Gesù uscito dal deserto sembrava un altro. Era successo qualche cosa di decisivo in quei quaranta giorni. Non c’erano testimoni, spettatori di ciò che accade in quel tempo e in quel luogo.
Di che cos’era successo nel deserto i discepoli lo capirono a poco a poco: compreso che là, Gesù aveva maturato la sua vocazione.
La sua vocazione incontrò soprattutto l’obiezione dei difensori della Legge, dei custodi della Parola di Dio. Gli scribi furono gli oppositori più tenaci di Gesù. Eppure anche loro si riferivano a Mosè, ai profeti.
Ma negli scritti di Mosè e dei profeti, Gesù vedeva altro rispetto a quello che vedevano i custodi della Legge.
Il conflitto di Gesù con gli scribi, il conflitto delle interpretazioni delle Scritture trova quasi una rappresentazione nel racconto delle tentazioni. Infatti il diavolo usa le Scritture per tentare Gesù. Buttati giù dal tempio, tanto c’è scritto nel Salmo che «il Signore ha dato ordine ai suoi angeli di sostenerti in tutti i tuoi passi perché non inciampi il tuo piede in una pietra».
Il diavolo e gli scribi citano le Scritture, ma traggono da esse messaggi distorti. La citazione delle Scritture non è una garanzia della verità delle nostre parole. Per entrare nella verità della parola scritta occorre la guida dello Spirito.
Ed e lo Spirito che condusse Gesù nel deserto e grazie alla guida dello Spirito Gesù realizzò una comprensione altra di Mosè, di tutti profeti e dei Salmi rispetto a quella che i devoti di Israele avevano nel cuore.
Se Dio ci vuol bene ci deve dare da mangiare, ci deve guarire, così non di rado si pensa.
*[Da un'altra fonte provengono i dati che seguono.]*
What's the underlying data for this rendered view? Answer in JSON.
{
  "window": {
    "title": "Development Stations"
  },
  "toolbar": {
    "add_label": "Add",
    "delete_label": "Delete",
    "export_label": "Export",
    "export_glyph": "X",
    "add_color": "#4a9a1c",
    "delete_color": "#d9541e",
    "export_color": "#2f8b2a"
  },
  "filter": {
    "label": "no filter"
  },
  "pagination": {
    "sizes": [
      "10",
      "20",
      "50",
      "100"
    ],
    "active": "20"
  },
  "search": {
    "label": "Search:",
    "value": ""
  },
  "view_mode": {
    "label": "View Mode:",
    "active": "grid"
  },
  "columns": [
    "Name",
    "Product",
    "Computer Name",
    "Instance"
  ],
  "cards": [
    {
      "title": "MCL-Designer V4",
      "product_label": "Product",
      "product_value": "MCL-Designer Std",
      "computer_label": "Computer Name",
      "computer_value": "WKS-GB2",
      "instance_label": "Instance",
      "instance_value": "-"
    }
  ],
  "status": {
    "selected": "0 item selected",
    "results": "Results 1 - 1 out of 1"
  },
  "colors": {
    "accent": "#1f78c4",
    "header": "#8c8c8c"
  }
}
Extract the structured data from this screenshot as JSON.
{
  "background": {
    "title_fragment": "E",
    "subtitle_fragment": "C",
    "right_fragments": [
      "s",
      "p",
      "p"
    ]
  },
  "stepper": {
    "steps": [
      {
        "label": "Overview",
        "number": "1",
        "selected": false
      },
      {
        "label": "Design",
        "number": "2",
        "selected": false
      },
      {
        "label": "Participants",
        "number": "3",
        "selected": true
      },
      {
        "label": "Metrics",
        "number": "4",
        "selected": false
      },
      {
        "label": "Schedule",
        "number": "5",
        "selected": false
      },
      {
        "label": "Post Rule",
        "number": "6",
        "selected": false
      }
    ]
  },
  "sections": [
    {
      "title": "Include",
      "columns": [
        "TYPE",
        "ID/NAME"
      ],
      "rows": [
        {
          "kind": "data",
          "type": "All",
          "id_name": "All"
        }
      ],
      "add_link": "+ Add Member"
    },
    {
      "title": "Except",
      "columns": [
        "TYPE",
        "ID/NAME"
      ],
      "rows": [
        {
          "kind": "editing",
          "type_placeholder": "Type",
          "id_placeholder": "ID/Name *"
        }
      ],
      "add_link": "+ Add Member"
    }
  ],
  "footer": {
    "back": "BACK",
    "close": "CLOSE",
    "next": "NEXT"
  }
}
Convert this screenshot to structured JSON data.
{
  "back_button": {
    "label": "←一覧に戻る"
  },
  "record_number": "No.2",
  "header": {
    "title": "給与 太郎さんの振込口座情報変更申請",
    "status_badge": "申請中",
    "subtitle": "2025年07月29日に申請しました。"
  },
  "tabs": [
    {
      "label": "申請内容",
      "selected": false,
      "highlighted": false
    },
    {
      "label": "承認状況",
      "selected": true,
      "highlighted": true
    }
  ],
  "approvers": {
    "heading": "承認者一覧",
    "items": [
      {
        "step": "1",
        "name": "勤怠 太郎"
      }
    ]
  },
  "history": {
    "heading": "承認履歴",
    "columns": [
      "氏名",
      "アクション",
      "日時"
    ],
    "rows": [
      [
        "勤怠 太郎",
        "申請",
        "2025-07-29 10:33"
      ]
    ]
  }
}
Non è raro incontrare chi ha smesso di credere quando nella vita ha incontrato la malattia e non è stato esaudito nella sua preghiera.
Forse Dio esisterà anche ma quando io ho bisogno Dio non c’è.
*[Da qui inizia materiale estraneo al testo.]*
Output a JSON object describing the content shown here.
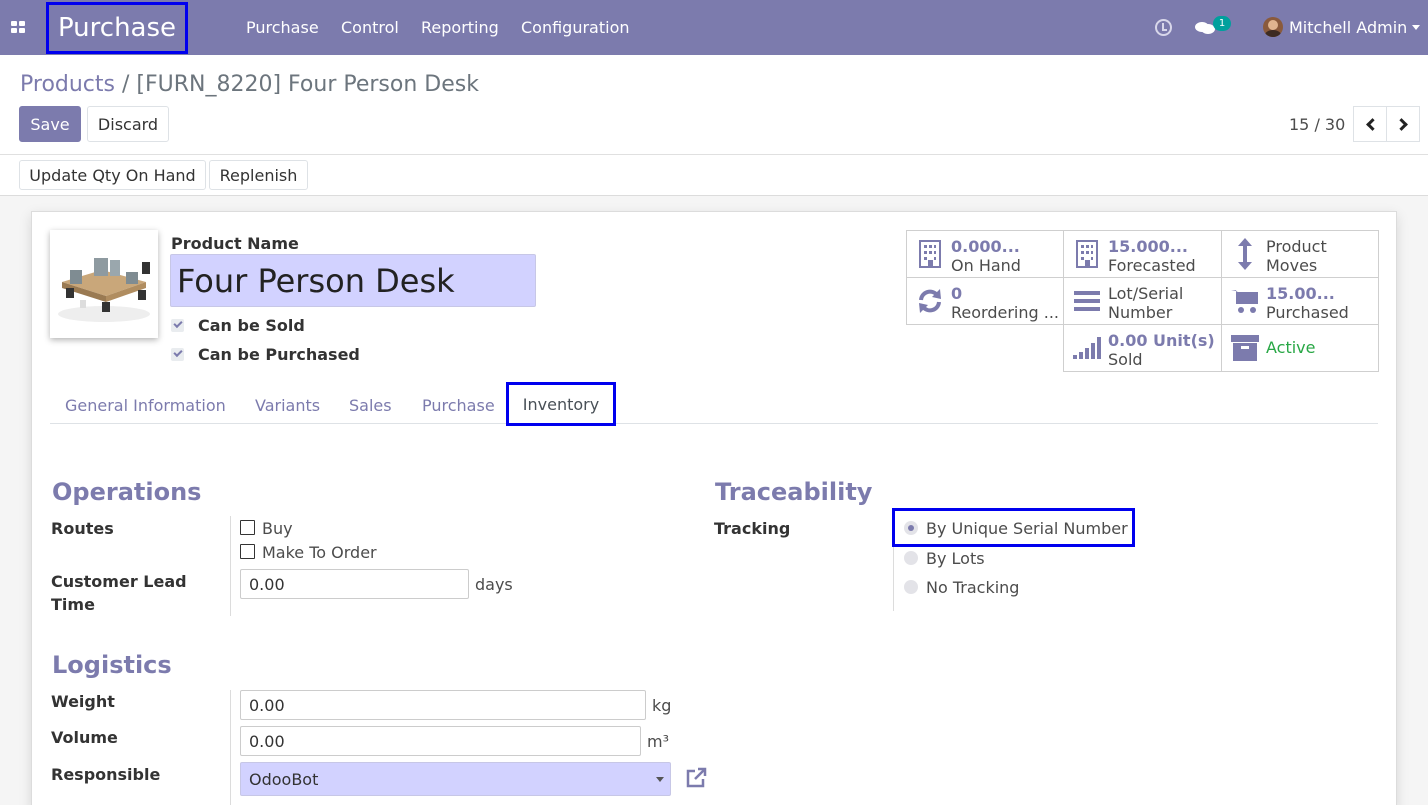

Chi di noi non pensa che il deserto più che il tempo della prova della nostra fede sia il tempo della prova di Dio?
Che cosa sei Dio a fare se non sai trasformare le pietre in pane?
E Gesù risponde come rispose Mosè: «non di solo pane vive l’uomo, ma di ogni parola che esce dalla bocca di Dio».
L’uomo per vivere ha bisogno sì di pane, salute, rispetto… ma ha bisogno soprattutto di una speranza, e per avere speranza deve conoscere una promessa, e per conoscere quella promessa deve udire una parola che esce dalla bocca di Dio.
Parola che va intesa nel modo corretto, non tanto nella lettera ma nello Spirito, nella sua verità.
Le tentazioni di Gesù sono come un anticipo delle tentazioni di tutta la sua vita e una ripresa delle tentazioni del popolo e rappresentano le tentazioni con le quali dobbiamo cimentarci tutti noi sempre e in particolare in questi giorni offerti per la conversione dei nostri pensieri e sentimenti.